Dan ketika luka itu disentuh oleh pertanyaan atau satire, rasa sakit yang muncul bukanlah tanda benci — melainkan ketakutan akan kehilangan sandaran yang memberi makna.
Dalam psikologi kolektif, agama juga berfungsi sebagai “cerita besar” yang mempersatukan identitas sosial.
- Ketika satu unsur cerita itu dikritik, masyarakat merasa dirinya ikut diserang.
Durkheim menyebut agama sebagai “cermin masyarakat” — maka menyerang agama sering kali dianggap menyerang diri bersama.
- Itulah mengapa kritik rasional terhadap agama kadang tidak dibalas dengan dialog, melainkan dengan kemarahan yang berakar pada rasa kehilangan makna kolektif.
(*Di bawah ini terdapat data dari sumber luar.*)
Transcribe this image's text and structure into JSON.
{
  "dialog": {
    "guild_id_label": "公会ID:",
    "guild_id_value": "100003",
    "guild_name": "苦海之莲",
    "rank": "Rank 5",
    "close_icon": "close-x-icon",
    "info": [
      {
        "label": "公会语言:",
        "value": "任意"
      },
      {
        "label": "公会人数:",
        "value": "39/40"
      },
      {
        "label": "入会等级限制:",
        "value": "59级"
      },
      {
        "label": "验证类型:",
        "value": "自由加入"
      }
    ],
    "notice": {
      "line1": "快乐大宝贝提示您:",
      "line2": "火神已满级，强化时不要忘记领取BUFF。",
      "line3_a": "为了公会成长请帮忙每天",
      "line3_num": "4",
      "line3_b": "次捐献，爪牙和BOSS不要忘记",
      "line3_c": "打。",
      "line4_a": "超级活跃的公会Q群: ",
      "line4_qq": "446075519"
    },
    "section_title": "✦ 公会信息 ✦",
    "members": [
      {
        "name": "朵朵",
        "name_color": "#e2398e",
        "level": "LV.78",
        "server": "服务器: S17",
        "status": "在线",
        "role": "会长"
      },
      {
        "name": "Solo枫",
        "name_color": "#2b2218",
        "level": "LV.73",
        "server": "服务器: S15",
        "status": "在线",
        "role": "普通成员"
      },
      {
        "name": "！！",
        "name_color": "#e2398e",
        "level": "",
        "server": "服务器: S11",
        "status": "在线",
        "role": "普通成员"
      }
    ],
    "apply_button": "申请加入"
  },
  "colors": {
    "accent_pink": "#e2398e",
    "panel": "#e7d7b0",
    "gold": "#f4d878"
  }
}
Namun, yang paling menyedihkan bukanlah amarah itu sendiri —melainkan ketika amarah berubah menjadi keyakinan baru, sebuah keimanan terhadap kemarahan, yang menjadikan siapa pun yang bertanya sebagai musuh, bukan sesama pencari kebenaran.
![]() |
Dibalik Amarah Yang Suci Ketika Keyakinan.... Gambar : gorbysaputra.com |
Padahal, jika dipahami dengan lembut, pertanyaan bukanlah ancaman.
- Ia adalah cara langit berbicara melalui manusia — sebuah panggilan agar cahaya tidak hanya disembah, tetapi juga dipahami.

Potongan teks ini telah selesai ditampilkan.